Major Chinese liquefied natural gas (LNG) importers are now offering to resell some cargoes on the spot market this year, suggesting that China has stocked up more than enough to see it through the winter and easing concerns about the global gas crunch.
Natural gas prices fell on Wednesday and Thursday after reports emerged that major state-owned LNG importers in China have turned to the spot market to sell some cargoes.
The trading arm of China Petroleum & Chemical Corporation, or Sinopec, issued this week a sales tender to sell dozens of LNG cargoes for delivery between February and October, traders familiar with the matter told Bloomberg on Wednesday. According to the traders, this will be the first time that Sinopec has offered to sell such a large number of LNG cargoes, up to 45.
China National Offshore Oil Corporation (CNOOC), the largest Chinese importer of liquefied natural gas, is also tendering a cargo each month between May and November, Bloomberg reported on Thursday.

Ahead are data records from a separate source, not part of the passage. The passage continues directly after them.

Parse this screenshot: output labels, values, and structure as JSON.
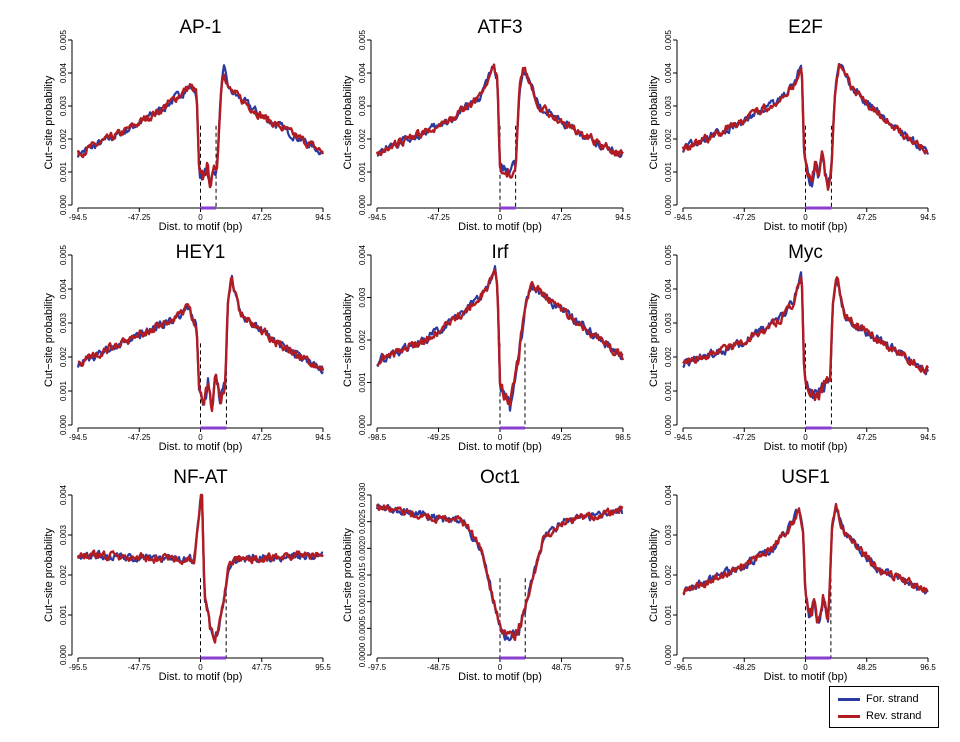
{
  "figure": {
    "for_color": "#2b3aa0",
    "rev_color": "#b01c22",
    "motif_bar_color": "#8a3fd1"
  },
  "legend": {
    "for_label": "For. strand",
    "rev_label": "Rev. strand"
  },
  "chart_data": [
    {
      "type": "line",
      "title": "AP-1",
      "xlabel": "Dist. to motif (bp)",
      "ylabel": "Cut−site probability",
      "xlim": [
        -94.5,
        94.5
      ],
      "xticks": [
        "-94.5",
        "-47.25",
        "0",
        "47.25",
        "94.5"
      ],
      "ylim": [
        0,
        0.005
      ],
      "yticks": [
        "0.000",
        "0.001",
        "0.002",
        "0.003",
        "0.004",
        "0.005"
      ],
      "motif_range": [
        0,
        12
      ],
      "profile": [
        [
          -94.5,
          0.00155
        ],
        [
          -60,
          0.0022
        ],
        [
          -30,
          0.0029
        ],
        [
          -8,
          0.0036
        ],
        [
          -3,
          0.0034
        ],
        [
          -1,
          0.0009
        ],
        [
          2,
          0.0008
        ],
        [
          5,
          0.0012
        ],
        [
          7,
          0.0007
        ],
        [
          10,
          0.0009
        ],
        [
          13,
          0.0013
        ],
        [
          16,
          0.0036
        ],
        [
          18,
          0.0041
        ],
        [
          22,
          0.0035
        ],
        [
          47,
          0.0027
        ],
        [
          94.5,
          0.0016
        ]
      ],
      "series": [
        {
          "name": "For. strand"
        },
        {
          "name": "Rev. strand"
        }
      ]
    },
    {
      "type": "line",
      "title": "ATF3",
      "xlabel": "Dist. to motif (bp)",
      "ylabel": "Cut−site probability",
      "xlim": [
        -94.5,
        94.5
      ],
      "xticks": [
        "-94.5",
        "-47.25",
        "0",
        "47.25",
        "94.5"
      ],
      "ylim": [
        0,
        0.005
      ],
      "yticks": [
        "0.000",
        "0.001",
        "0.002",
        "0.003",
        "0.004",
        "0.005"
      ],
      "motif_range": [
        0,
        12
      ],
      "profile": [
        [
          -94.5,
          0.0016
        ],
        [
          -40,
          0.0025
        ],
        [
          -15,
          0.0033
        ],
        [
          -5,
          0.0042
        ],
        [
          -2,
          0.0038
        ],
        [
          0,
          0.0011
        ],
        [
          6,
          0.001
        ],
        [
          12,
          0.0011
        ],
        [
          15,
          0.0036
        ],
        [
          18,
          0.0042
        ],
        [
          30,
          0.003
        ],
        [
          60,
          0.0022
        ],
        [
          94.5,
          0.0015
        ]
      ],
      "series": [
        {
          "name": "For. strand"
        },
        {
          "name": "Rev. strand"
        }
      ]
    },
    {
      "type": "line",
      "title": "E2F",
      "xlabel": "Dist. to motif (bp)",
      "ylabel": "Cut−site probability",
      "xlim": [
        -94.5,
        94.5
      ],
      "xticks": [
        "-94.5",
        "-47.25",
        "0",
        "47.25",
        "94.5"
      ],
      "ylim": [
        0,
        0.005
      ],
      "yticks": [
        "0.000",
        "0.001",
        "0.002",
        "0.003",
        "0.004",
        "0.005"
      ],
      "motif_range": [
        0,
        20
      ],
      "profile": [
        [
          -94.5,
          0.0017
        ],
        [
          -50,
          0.0025
        ],
        [
          -20,
          0.0032
        ],
        [
          -8,
          0.0037
        ],
        [
          -3,
          0.0043
        ],
        [
          -1,
          0.0015
        ],
        [
          2,
          0.001
        ],
        [
          5,
          0.0006
        ],
        [
          8,
          0.0014
        ],
        [
          10,
          0.0009
        ],
        [
          13,
          0.0015
        ],
        [
          17,
          0.0005
        ],
        [
          20,
          0.0012
        ],
        [
          23,
          0.0035
        ],
        [
          26,
          0.0043
        ],
        [
          35,
          0.0036
        ],
        [
          60,
          0.0026
        ],
        [
          94.5,
          0.0016
        ]
      ],
      "series": [
        {
          "name": "For. strand"
        },
        {
          "name": "Rev. strand"
        }
      ]
    },
    {
      "type": "line",
      "title": "HEY1",
      "xlabel": "Dist. to motif (bp)",
      "ylabel": "Cut−site probability",
      "xlim": [
        -94.5,
        94.5
      ],
      "xticks": [
        "-94.5",
        "-47.25",
        "0",
        "47.25",
        "94.5"
      ],
      "ylim": [
        0,
        0.005
      ],
      "yticks": [
        "0.000",
        "0.001",
        "0.002",
        "0.003",
        "0.004",
        "0.005"
      ],
      "motif_range": [
        0,
        20
      ],
      "profile": [
        [
          -94.5,
          0.0018
        ],
        [
          -50,
          0.0026
        ],
        [
          -20,
          0.0031
        ],
        [
          -10,
          0.0035
        ],
        [
          -3,
          0.0029
        ],
        [
          -1,
          0.001
        ],
        [
          3,
          0.0007
        ],
        [
          6,
          0.0013
        ],
        [
          9,
          0.0005
        ],
        [
          12,
          0.0016
        ],
        [
          15,
          0.0007
        ],
        [
          19,
          0.0011
        ],
        [
          21,
          0.0035
        ],
        [
          24,
          0.0043
        ],
        [
          30,
          0.0033
        ],
        [
          60,
          0.0024
        ],
        [
          94.5,
          0.0016
        ]
      ],
      "series": [
        {
          "name": "For. strand"
        },
        {
          "name": "Rev. strand"
        }
      ]
    },
    {
      "type": "line",
      "title": "Irf",
      "xlabel": "Dist. to motif (bp)",
      "ylabel": "Cut−site probability",
      "xlim": [
        -98.5,
        98.5
      ],
      "xticks": [
        "-98.5",
        "-49.25",
        "0",
        "49.25",
        "98.5"
      ],
      "ylim": [
        0,
        0.004
      ],
      "yticks": [
        "0.000",
        "0.001",
        "0.002",
        "0.003",
        "0.004"
      ],
      "motif_range": [
        0,
        20
      ],
      "profile": [
        [
          -98.5,
          0.0015
        ],
        [
          -60,
          0.002
        ],
        [
          -30,
          0.0026
        ],
        [
          -10,
          0.0032
        ],
        [
          -4,
          0.0037
        ],
        [
          -2,
          0.0032
        ],
        [
          0,
          0.001
        ],
        [
          4,
          0.0007
        ],
        [
          8,
          0.0004
        ],
        [
          11,
          0.0009
        ],
        [
          15,
          0.0016
        ],
        [
          20,
          0.0028
        ],
        [
          25,
          0.0033
        ],
        [
          45,
          0.0028
        ],
        [
          98.5,
          0.0016
        ]
      ],
      "series": [
        {
          "name": "For. strand"
        },
        {
          "name": "Rev. strand"
        }
      ]
    },
    {
      "type": "line",
      "title": "Myc",
      "xlabel": "Dist. to motif (bp)",
      "ylabel": "Cut−site probability",
      "xlim": [
        -94.5,
        94.5
      ],
      "xticks": [
        "-94.5",
        "-47.25",
        "0",
        "47.25",
        "94.5"
      ],
      "ylim": [
        0,
        0.005
      ],
      "yticks": [
        "0.000",
        "0.001",
        "0.002",
        "0.003",
        "0.004",
        "0.005"
      ],
      "motif_range": [
        0,
        20
      ],
      "profile": [
        [
          -94.5,
          0.0018
        ],
        [
          -50,
          0.0024
        ],
        [
          -20,
          0.0031
        ],
        [
          -10,
          0.0036
        ],
        [
          -3,
          0.0044
        ],
        [
          -1,
          0.0015
        ],
        [
          3,
          0.001
        ],
        [
          8,
          0.0008
        ],
        [
          14,
          0.0011
        ],
        [
          19,
          0.0014
        ],
        [
          21,
          0.0036
        ],
        [
          24,
          0.0044
        ],
        [
          30,
          0.0032
        ],
        [
          60,
          0.0024
        ],
        [
          94.5,
          0.0016
        ]
      ],
      "series": [
        {
          "name": "For. strand"
        },
        {
          "name": "Rev. strand"
        }
      ]
    },
    {
      "type": "line",
      "title": "NF-AT",
      "xlabel": "Dist. to motif (bp)",
      "ylabel": "Cut−site probability",
      "xlim": [
        -95.5,
        95.5
      ],
      "xticks": [
        "-95.5",
        "-47.75",
        "0",
        "47.75",
        "95.5"
      ],
      "ylim": [
        0,
        0.004
      ],
      "yticks": [
        "0.000",
        "0.001",
        "0.002",
        "0.003",
        "0.004"
      ],
      "motif_range": [
        0,
        20
      ],
      "profile": [
        [
          -95.5,
          0.0025
        ],
        [
          -30,
          0.0024
        ],
        [
          -5,
          0.0024
        ],
        [
          -1,
          0.0035
        ],
        [
          1,
          0.0043
        ],
        [
          2,
          0.003
        ],
        [
          3,
          0.0015
        ],
        [
          7,
          0.0008
        ],
        [
          10,
          0.0004
        ],
        [
          14,
          0.0005
        ],
        [
          18,
          0.0012
        ],
        [
          22,
          0.0022
        ],
        [
          28,
          0.0024
        ],
        [
          95.5,
          0.0025
        ]
      ],
      "series": [
        {
          "name": "For. strand"
        },
        {
          "name": "Rev. strand"
        }
      ]
    },
    {
      "type": "line",
      "title": "Oct1",
      "xlabel": "Dist. to motif (bp)",
      "ylabel": "Cut−site probability",
      "xlim": [
        -97.5,
        97.5
      ],
      "xticks": [
        "-97.5",
        "-48.75",
        "0",
        "48.75",
        "97.5"
      ],
      "ylim": [
        0,
        0.003
      ],
      "yticks": [
        "0.0000",
        "0.0005",
        "0.0010",
        "0.0015",
        "0.0020",
        "0.0025",
        "0.0030"
      ],
      "motif_range": [
        0,
        20
      ],
      "profile": [
        [
          -97.5,
          0.0028
        ],
        [
          -60,
          0.0026
        ],
        [
          -30,
          0.0025
        ],
        [
          -15,
          0.002
        ],
        [
          -5,
          0.001
        ],
        [
          2,
          0.0004
        ],
        [
          8,
          0.0003
        ],
        [
          15,
          0.0005
        ],
        [
          22,
          0.0011
        ],
        [
          35,
          0.0022
        ],
        [
          50,
          0.0025
        ],
        [
          97.5,
          0.0027
        ]
      ],
      "series": [
        {
          "name": "For. strand"
        },
        {
          "name": "Rev. strand"
        }
      ]
    },
    {
      "type": "line",
      "title": "USF1",
      "xlabel": "Dist. to motif (bp)",
      "ylabel": "Cut−site probability",
      "xlim": [
        -96.5,
        96.5
      ],
      "xticks": [
        "-96.5",
        "-48.25",
        "0",
        "48.25",
        "96.5"
      ],
      "ylim": [
        0,
        0.004
      ],
      "yticks": [
        "0.000",
        "0.001",
        "0.002",
        "0.003",
        "0.004"
      ],
      "motif_range": [
        0,
        20
      ],
      "profile": [
        [
          -96.5,
          0.0016
        ],
        [
          -50,
          0.0022
        ],
        [
          -25,
          0.0027
        ],
        [
          -10,
          0.0033
        ],
        [
          -5,
          0.0037
        ],
        [
          -2,
          0.0032
        ],
        [
          0,
          0.0015
        ],
        [
          3,
          0.0009
        ],
        [
          7,
          0.0013
        ],
        [
          10,
          0.0007
        ],
        [
          14,
          0.0014
        ],
        [
          18,
          0.0009
        ],
        [
          21,
          0.0033
        ],
        [
          24,
          0.0037
        ],
        [
          30,
          0.0031
        ],
        [
          55,
          0.0022
        ],
        [
          96.5,
          0.0016
        ]
      ],
      "series": [
        {
          "name": "For. strand"
        },
        {
          "name": "Rev. strand"
        }
      ]
    }
  ]
}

The moves from some of the biggest LNG importers in China suggest that the country has managed to stock up well on gas before the energy crunch sent natural gas prices surging at the end of last year. Milder weather in China so far this winter has also helped Beijing to see a comfortable supply of gas.

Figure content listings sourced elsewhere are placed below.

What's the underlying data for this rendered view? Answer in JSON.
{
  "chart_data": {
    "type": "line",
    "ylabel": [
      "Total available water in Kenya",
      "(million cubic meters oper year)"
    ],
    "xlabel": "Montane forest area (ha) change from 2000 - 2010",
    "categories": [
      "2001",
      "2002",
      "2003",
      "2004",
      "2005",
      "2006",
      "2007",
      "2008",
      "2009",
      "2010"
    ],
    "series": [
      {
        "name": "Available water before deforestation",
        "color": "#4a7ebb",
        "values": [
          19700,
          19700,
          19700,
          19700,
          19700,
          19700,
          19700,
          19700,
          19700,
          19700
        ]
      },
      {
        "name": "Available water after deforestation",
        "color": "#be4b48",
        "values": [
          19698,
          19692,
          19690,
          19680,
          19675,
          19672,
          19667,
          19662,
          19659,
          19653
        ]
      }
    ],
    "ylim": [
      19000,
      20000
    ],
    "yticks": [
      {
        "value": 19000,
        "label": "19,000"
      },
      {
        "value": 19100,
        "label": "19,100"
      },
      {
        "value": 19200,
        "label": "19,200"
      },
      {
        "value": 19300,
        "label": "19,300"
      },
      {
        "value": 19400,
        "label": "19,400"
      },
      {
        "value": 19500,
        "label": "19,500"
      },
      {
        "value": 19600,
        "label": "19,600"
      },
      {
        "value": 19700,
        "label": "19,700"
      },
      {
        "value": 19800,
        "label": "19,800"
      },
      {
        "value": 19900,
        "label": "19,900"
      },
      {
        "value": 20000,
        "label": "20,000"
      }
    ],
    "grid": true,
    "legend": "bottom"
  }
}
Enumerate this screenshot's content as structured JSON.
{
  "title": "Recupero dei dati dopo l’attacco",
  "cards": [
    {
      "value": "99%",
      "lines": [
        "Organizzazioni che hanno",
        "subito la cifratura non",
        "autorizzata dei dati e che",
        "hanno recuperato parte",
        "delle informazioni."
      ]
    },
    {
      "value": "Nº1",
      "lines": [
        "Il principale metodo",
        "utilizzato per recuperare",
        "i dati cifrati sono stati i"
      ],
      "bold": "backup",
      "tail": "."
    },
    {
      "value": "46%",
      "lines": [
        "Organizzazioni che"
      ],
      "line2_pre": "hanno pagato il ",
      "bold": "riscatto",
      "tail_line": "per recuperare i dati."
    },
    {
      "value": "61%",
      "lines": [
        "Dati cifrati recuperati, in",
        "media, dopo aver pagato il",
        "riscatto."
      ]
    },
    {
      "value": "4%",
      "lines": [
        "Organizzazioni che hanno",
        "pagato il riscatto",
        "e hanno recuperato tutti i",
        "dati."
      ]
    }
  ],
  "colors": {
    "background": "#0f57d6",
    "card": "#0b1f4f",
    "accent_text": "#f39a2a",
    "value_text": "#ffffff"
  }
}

However, traders are anxious that the LNG offering could signal expectations from the Chinese state majors that the zero-COVID policy could hit gas demand in the country, Bloomberg notes.

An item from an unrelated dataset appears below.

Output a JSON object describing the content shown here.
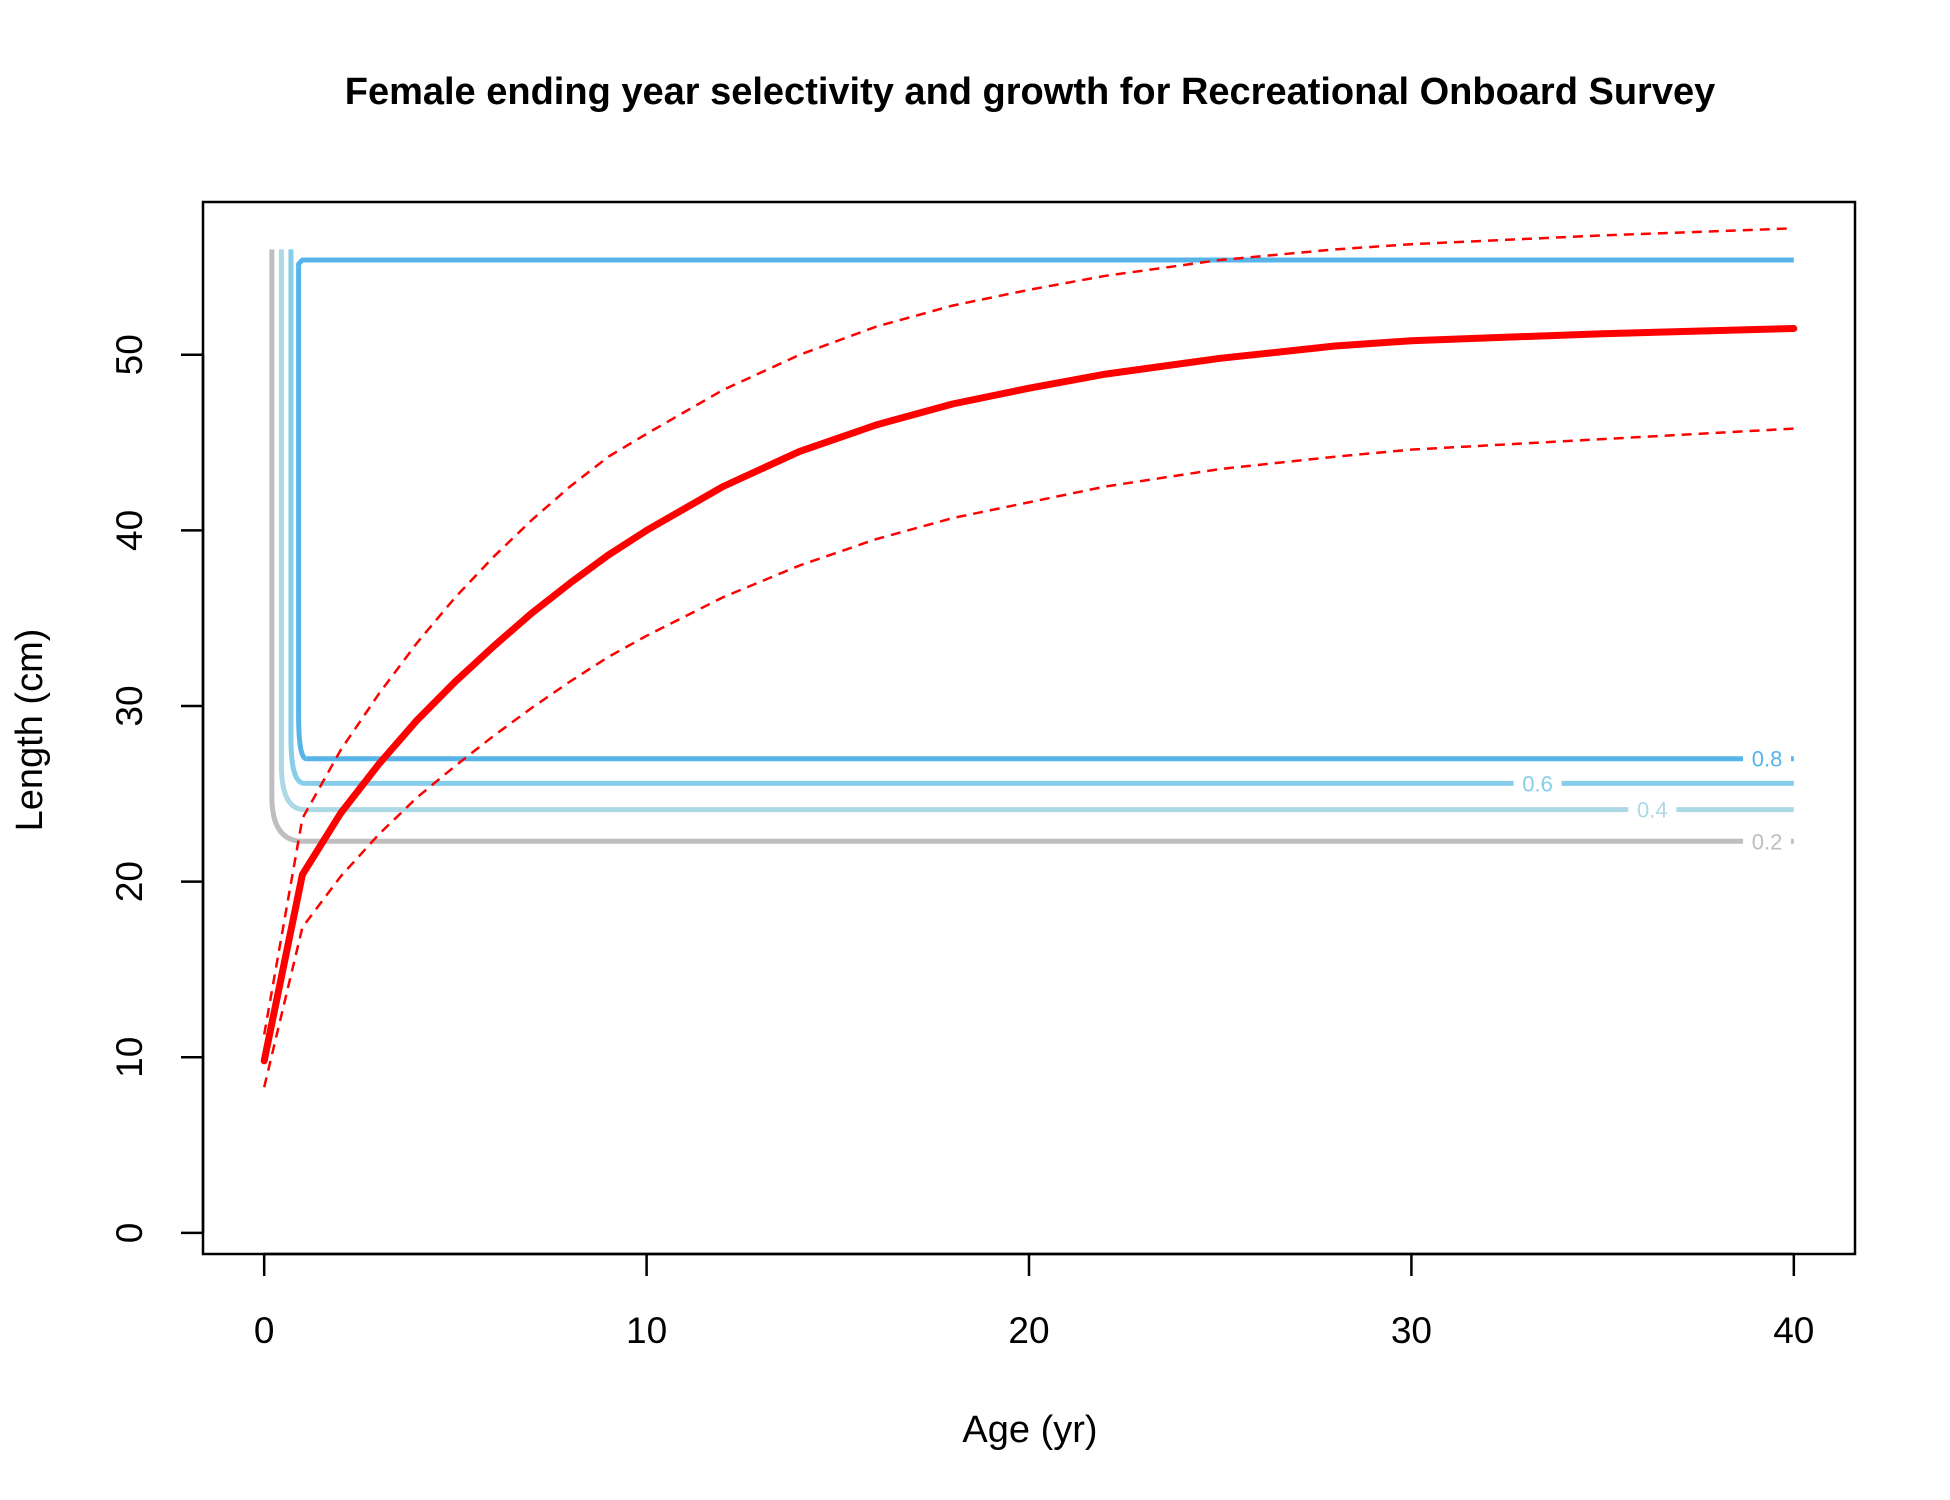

Meanwhile, the influx of LNG cargoes to Europe offset fears of low Russian supply and the rising Russia-Ukraine tensions to send European gas prices lower on Wednesday. The LNG inflows pushed Europe’s gas prices lower, despite geopolitical trends such as increased tensions between Russia and Ukraine, delays in the Nord Stream 2 pipeline, and eastward flows on the key Yamal-Europe pipeline for the 30th consecutive day with no further exports to Europe planned from Gazprom in February.